None of those attacks can wound but straken's, because IG are s3, s4 only with furious charge which STILL doesn't enable them to wound the nightbringer (nor the deceiver either, I think.) Characters who *can* (not probably, but better than straken's odds) off the nightbringer - typhus, abaddon, ahriman (gift of chaos) kharn, fabious bile (is strength 5, inflicts instant death, no power weapon = no biggie when only an invul save is there), Calgar, Lysander, and maybe a couple of others but no librarian from the SM codex can off the C'tan via force weapon. Typhus, however, can pwn any C'tan.


----------



## Lord_Murdock (Jul 16, 2008)

A command squad has 4 models, + 5 for all the advisors = 9 wounds, not including straken.

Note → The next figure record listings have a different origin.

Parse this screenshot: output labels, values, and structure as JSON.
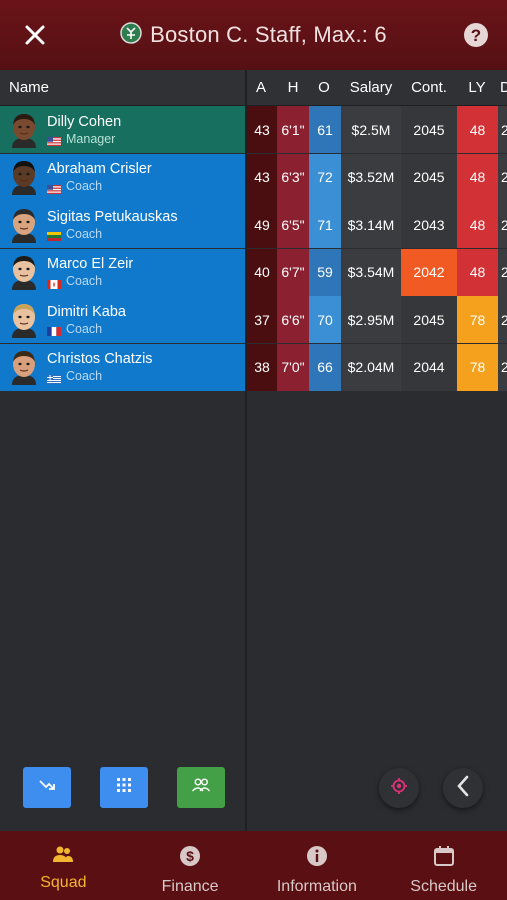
{
  "header": {
    "title": "Boston C. Staff, Max.: 6",
    "close_icon": "close-icon",
    "help_icon": "help-icon",
    "logo_icon": "team-logo-icon"
  },
  "columns": {
    "name": "Name",
    "a": "A",
    "h": "H",
    "o": "O",
    "salary": "Salary",
    "cont": "Cont.",
    "ly": "LY",
    "d": "D"
  },
  "staff": [
    {
      "name": "Dilly Cohen",
      "role": "Manager",
      "country": "us",
      "skin": "#7a4a30",
      "hair": "#2a1a10",
      "a": "43",
      "h": "6'1\"",
      "o": "61",
      "salary": "$2.5M",
      "cont": "2045",
      "ly": "48",
      "d": "2"
    },
    {
      "name": "Abraham Crisler",
      "role": "Coach",
      "country": "us",
      "skin": "#5b3a26",
      "hair": "#111111",
      "a": "43",
      "h": "6'3\"",
      "o": "72",
      "salary": "$3.52M",
      "cont": "2045",
      "ly": "48",
      "d": "2"
    },
    {
      "name": "Sigitas Petukauskas",
      "role": "Coach",
      "country": "lt",
      "skin": "#d9a580",
      "hair": "#2b2b2b",
      "a": "49",
      "h": "6'5\"",
      "o": "71",
      "salary": "$3.14M",
      "cont": "2043",
      "ly": "48",
      "d": "2"
    },
    {
      "name": "Marco El Zeir",
      "role": "Coach",
      "country": "ca",
      "skin": "#e8c2a0",
      "hair": "#1b1b1b",
      "a": "40",
      "h": "6'7\"",
      "o": "59",
      "salary": "$3.54M",
      "cont": "2042",
      "ly": "48",
      "d": "2"
    },
    {
      "name": "Dimitri Kaba",
      "role": "Coach",
      "country": "fr",
      "skin": "#e9c3a0",
      "hair": "#c9a35c",
      "a": "37",
      "h": "6'6\"",
      "o": "70",
      "salary": "$2.95M",
      "cont": "2045",
      "ly": "78",
      "d": "2"
    },
    {
      "name": "Christos Chatzis",
      "role": "Coach",
      "country": "gr",
      "skin": "#d8a07c",
      "hair": "#3a2a1a",
      "a": "38",
      "h": "7'0\"",
      "o": "66",
      "salary": "$2.04M",
      "cont": "2044",
      "ly": "78",
      "d": "2"
    }
  ],
  "colors": {
    "header_bg": "#5e1115",
    "manager_row": "#17705f",
    "coach_row": "#1079cc",
    "age_col": "#4a0d10",
    "height_col": "#8a2030",
    "o_col": "#2d7fc4",
    "salary_col": "#3a3c40",
    "cont_col": "#35373a",
    "cont_highlight": "#f25a24",
    "ly_red": "#d23236",
    "ly_orange": "#f5a11d",
    "tab_active": "#f2b630",
    "btn_blue": "#3e8ef0",
    "btn_green": "#43a047"
  },
  "actions": [
    {
      "icon": "trend-arrow-icon"
    },
    {
      "icon": "grid-icon"
    },
    {
      "icon": "group-icon"
    }
  ],
  "tabs": [
    {
      "label": "Squad",
      "icon": "squad-icon",
      "active": true
    },
    {
      "label": "Finance",
      "icon": "dollar-icon",
      "active": false
    },
    {
      "label": "Information",
      "icon": "info-icon",
      "active": false
    },
    {
      "label": "Schedule",
      "icon": "calendar-icon",
      "active": false
    }
  ]
}
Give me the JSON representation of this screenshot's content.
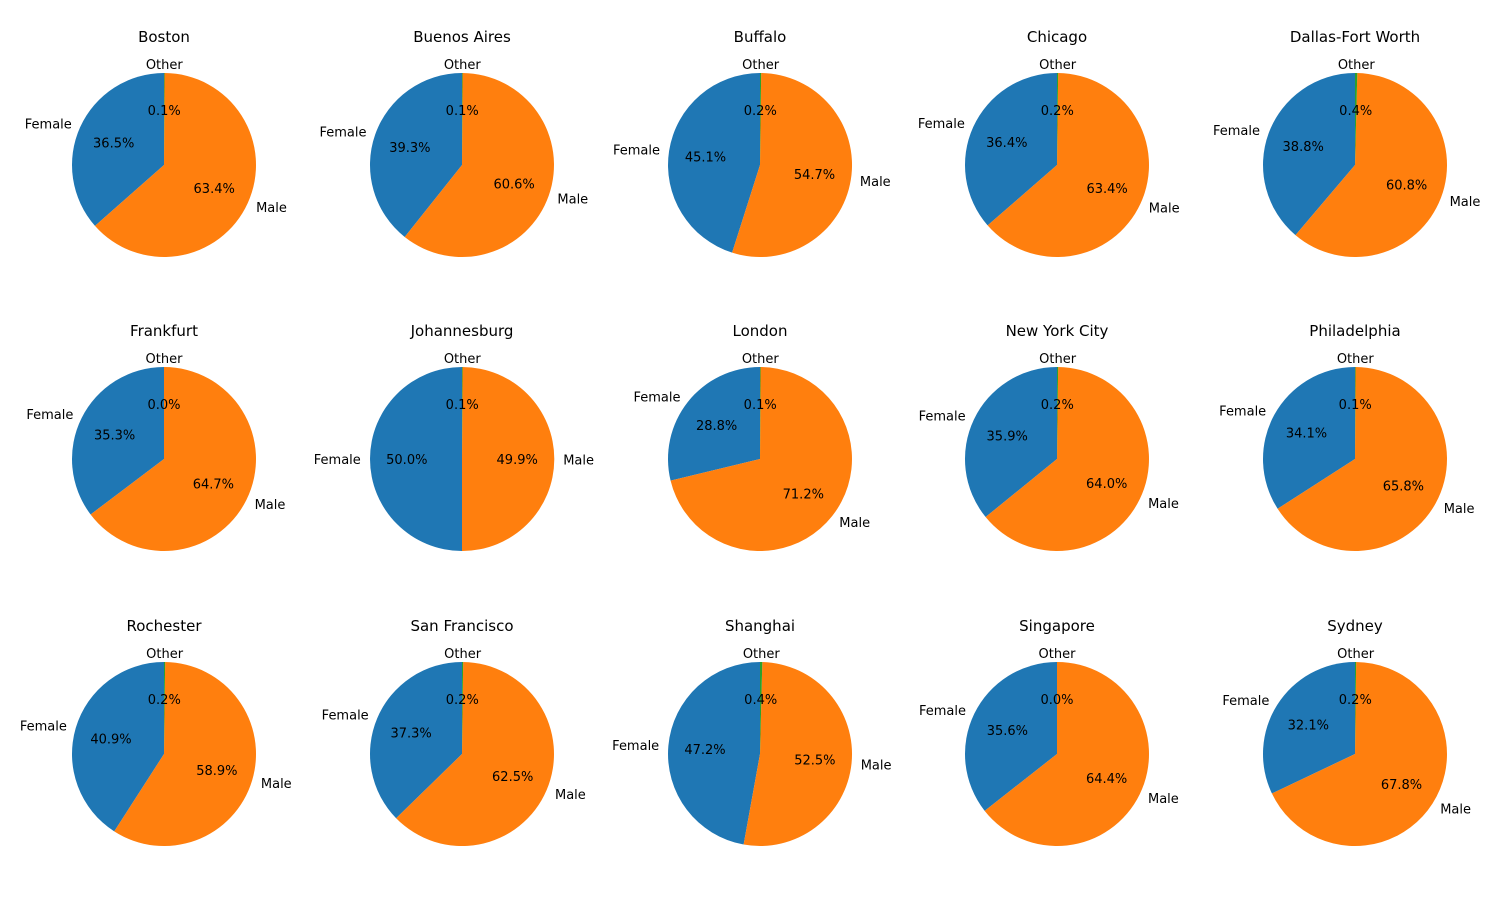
{
  "chart_data": {
    "type": "pie",
    "colors": {
      "Female": "#1f77b4",
      "Male": "#ff7f0e",
      "Other": "#2ca02c"
    },
    "order": [
      "Female",
      "Male",
      "Other"
    ],
    "charts": [
      {
        "title": "Boston",
        "values": [
          36.5,
          63.4,
          0.1
        ],
        "labels": [
          "36.5%",
          "63.4%",
          "0.1%"
        ]
      },
      {
        "title": "Buenos Aires",
        "values": [
          39.3,
          60.6,
          0.1
        ],
        "labels": [
          "39.3%",
          "60.6%",
          "0.1%"
        ]
      },
      {
        "title": "Buffalo",
        "values": [
          45.1,
          54.7,
          0.2
        ],
        "labels": [
          "45.1%",
          "54.7%",
          "0.2%"
        ]
      },
      {
        "title": "Chicago",
        "values": [
          36.4,
          63.4,
          0.2
        ],
        "labels": [
          "36.4%",
          "63.4%",
          "0.2%"
        ]
      },
      {
        "title": "Dallas-Fort Worth",
        "values": [
          38.8,
          60.8,
          0.4
        ],
        "labels": [
          "38.8%",
          "60.8%",
          "0.4%"
        ]
      },
      {
        "title": "Frankfurt",
        "values": [
          35.3,
          64.7,
          0.0
        ],
        "labels": [
          "35.3%",
          "64.7%",
          "0.0%"
        ]
      },
      {
        "title": "Johannesburg",
        "values": [
          50.0,
          49.9,
          0.1
        ],
        "labels": [
          "50.0%",
          "49.9%",
          "0.1%"
        ]
      },
      {
        "title": "London",
        "values": [
          28.8,
          71.2,
          0.1
        ],
        "labels": [
          "28.8%",
          "71.2%",
          "0.1%"
        ]
      },
      {
        "title": "New York City",
        "values": [
          35.9,
          64.0,
          0.2
        ],
        "labels": [
          "35.9%",
          "64.0%",
          "0.2%"
        ]
      },
      {
        "title": "Philadelphia",
        "values": [
          34.1,
          65.8,
          0.1
        ],
        "labels": [
          "34.1%",
          "65.8%",
          "0.1%"
        ]
      },
      {
        "title": "Rochester",
        "values": [
          40.9,
          58.9,
          0.2
        ],
        "labels": [
          "40.9%",
          "58.9%",
          "0.2%"
        ]
      },
      {
        "title": "San Francisco",
        "values": [
          37.3,
          62.5,
          0.2
        ],
        "labels": [
          "37.3%",
          "62.5%",
          "0.2%"
        ]
      },
      {
        "title": "Shanghai",
        "values": [
          47.2,
          52.5,
          0.4
        ],
        "labels": [
          "47.2%",
          "52.5%",
          "0.4%"
        ]
      },
      {
        "title": "Singapore",
        "values": [
          35.6,
          64.4,
          0.0
        ],
        "labels": [
          "35.6%",
          "64.4%",
          "0.0%"
        ]
      },
      {
        "title": "Sydney",
        "values": [
          32.1,
          67.8,
          0.2
        ],
        "labels": [
          "32.1%",
          "67.8%",
          "0.2%"
        ]
      }
    ]
  }
}
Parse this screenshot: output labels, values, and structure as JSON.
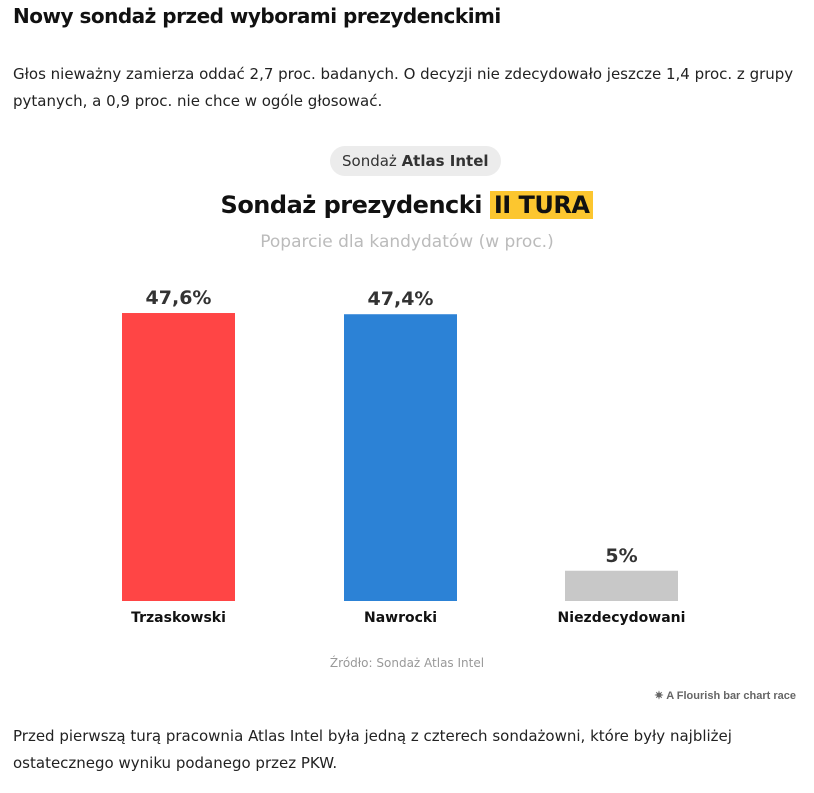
{
  "article": {
    "heading": "Nowy sondaż przed wyborami prezydenckimi",
    "para1": "Głos nieważny zamierza oddać 2,7 proc. badanych. O decyzji nie zdecydowało jeszcze 1,4 proc. z grupy pytanych, a 0,9 proc. nie chce w ogóle głosować.",
    "para2": "Przed pierwszą turą pracownia Atlas Intel była jedną z czterech sondażowni, które były najbliżej ostatecznego wyniku podanego przez PKW."
  },
  "pill": {
    "prefix": "Sondaż",
    "bold": "Atlas Intel"
  },
  "flourish": "A Flourish bar chart race",
  "chart_data": {
    "type": "bar",
    "title": "Sondaż prezydencki",
    "title_highlight": "II TURA",
    "subtitle": "Poparcie dla kandydatów (w proc.)",
    "categories": [
      "Trzaskowski",
      "Nawrocki",
      "Niezdecydowani"
    ],
    "values": [
      47.6,
      47.4,
      5
    ],
    "labels": [
      "47,6%",
      "47,4%",
      "5%"
    ],
    "colors": [
      "#ff4545",
      "#2c82d6",
      "#c8c8c8"
    ],
    "source": "Źródło: Sondaż Atlas Intel",
    "ylim": [
      0,
      50
    ]
  }
}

It seems I was mistaken with the C'Tan's toughness... I thought it was 7. So on a 5 Straken could wound one... Ya, that just makes it even less likely that he'd do anything.


----------



## killmaimburn (Mar 19, 2008)

Lord_Murdock said:


> A command squad has 4 models, + 5 for all the advisors = 9 wounds, not including straken.
> 
> It seems I was mistaken with the C'Tan's toughness... I thought it was 7. So on a 5 Straken could wound one... Ya, that just makes it even less likely that he'd do anything.


The toughness is 8...so straken would need a 6.


----------